O Psol vai formalizar no Ministério Público uma representação contra o SBT e Rachel Sheherazade por apologia ao crime. Como você sabe, ela fez uma defesa eloquente de um grupo de justiceiros. O deputado Ivan Valente (SP) afirmou que defende a “total liberdade de imprensa, mas não a liberdade para mandar torturar, matar, assassinar e fazer justiça com as próprias mãos”.
Em nota oficial, o SBT declarou o seguinte: “A emissora respeita a liberdade de expressão de seus comentaristas, porém ressalta que a opinião é da mesma, e não do SBT”.
Isso é, evidentemente, um sofisma. Se ela trabalha para o canal de TV de Silvio Santos, ela está falando o que Silvio Santos quer ouvir. Não fosse assim, não estaria lá. Ponto.
Silvio é uma figura sui generis na mídia nacional. Dono absoluto do domingo há mais de 40 anos, tem aquela persona pública: o camelô que virou artista, com sua clássica peruca, sorrisão, microfone pendurado no pescoço, fazendo a alegria de suas “colegas de trabalho”.
Esperto, nunca foi de dar entrevistas porque, entre outras coisas, conhece jornalistas e não gosta deles. Pouco se sabe de suas opiniões políticas. Nos estertores do governo militar, fazia um quadro patético chamado “Semana do Presidente”, em que contava como Figueiredo tinha passado. Muito bem, obrigado. Ficava mais para o terreno da comédia do que da tragédia.
Tentou se candidatar em 1988 à prefeitura de São Paulo. Não andou. No ano seguinte, filiou-se ao PMB, Partido Municipalista Brasileiro, para se lançar à presidência. Por causa de irregularidades no registro, sua candidatura foi impugnada. Entrou no PFL, mas acabou desistindo.

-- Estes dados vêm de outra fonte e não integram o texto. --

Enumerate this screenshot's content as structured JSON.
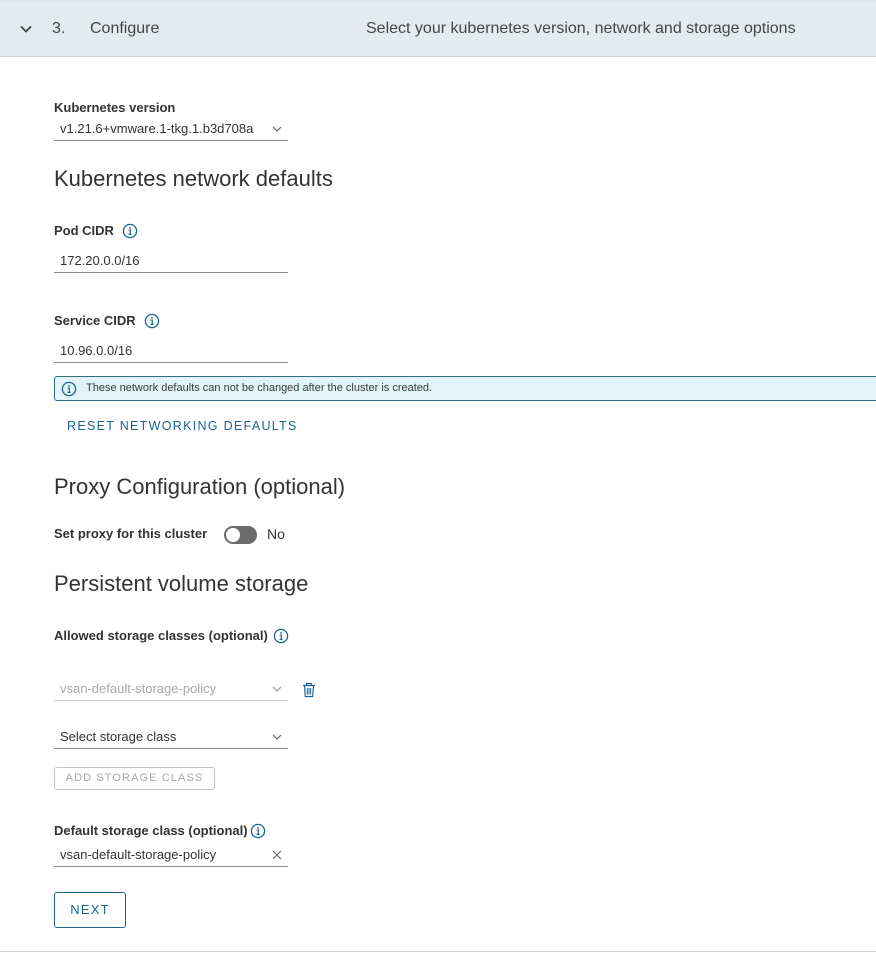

Com o tempo, ele adquiriu, para muita gente, um certo status de Chacrinha, um personagem pop. Besteira. Mais inteligente e preparado, empreendedor, construiu um império com uma programação ultrapopularesca. Kudos.
Qual o legado do SBT? Nos últimos anos, o grande sucesso, além da atracão comandada pelo próprio Silvio, é o seriado “Chaves”, um lixo mexicano que, não se sabe por quê, virou cult. Volta e meia colunistas especializados aplaudem sua estratégia de por no ar o “Pica Pau” e ganhar de Ana Maria Braga, ou algo que o valha, no Ibope. E a nova estrela da casa é Rachel Sheherazade (a mais vistosa num time de comentaristas absolutamente histéricos, mas sem a mesma projeção que a colega acabou ganhando).
Silvio não deu uma resposta ao incentivo à barbárie perpetrado por Scheherazade — e nem vai.
Mas, no final dos anos 80, ele fez um pequeno discurso que, graças à Internet, está à disposição de qualquer um. É um contraponto excelente à catilinária neonazi de Sheherazade:
“Jornalista que trabalha comigo vai dar notícia, só, enquanto eu viver.”
“Porque o homem brasileiro, desde o faxineiro até o presidente da república, nenhum deles sai de casa dizendo: ‘Eu hoje vou errar’. Não. Todos saem de casa com a intenção de acertar. Fazem dez coisas, erram três e os jornais e a televisão só encontram os três defeitos e não as sete qualidades”.
“Qual é o ser humano que vai progredir se não recebe estímulo? Se ele só recebe cacetada de imprensa, cacetada da televisão?”
“Jornalista tem de dar a notícia e, se, possível, elogiar o ser humano para que ele seja estimulado e para que, desde o faxineiro ao presidente da república, todos trabalhem para o bem comum. Esta é a filosofia de minha empresa e dos jornalistas que trabalharão comigo”.
SS mudou? O clima não era de guerra, como hoje, e ele podia ser mais sensato? Ele estava sendo cínico? Ou aquele senhor que gritava “quem quer dinheiro?” nunca foi o bonachão que você acreditava que fosse?
Quanto ao futuro, sua mais recente contratação é o humorista Danilo Gentili.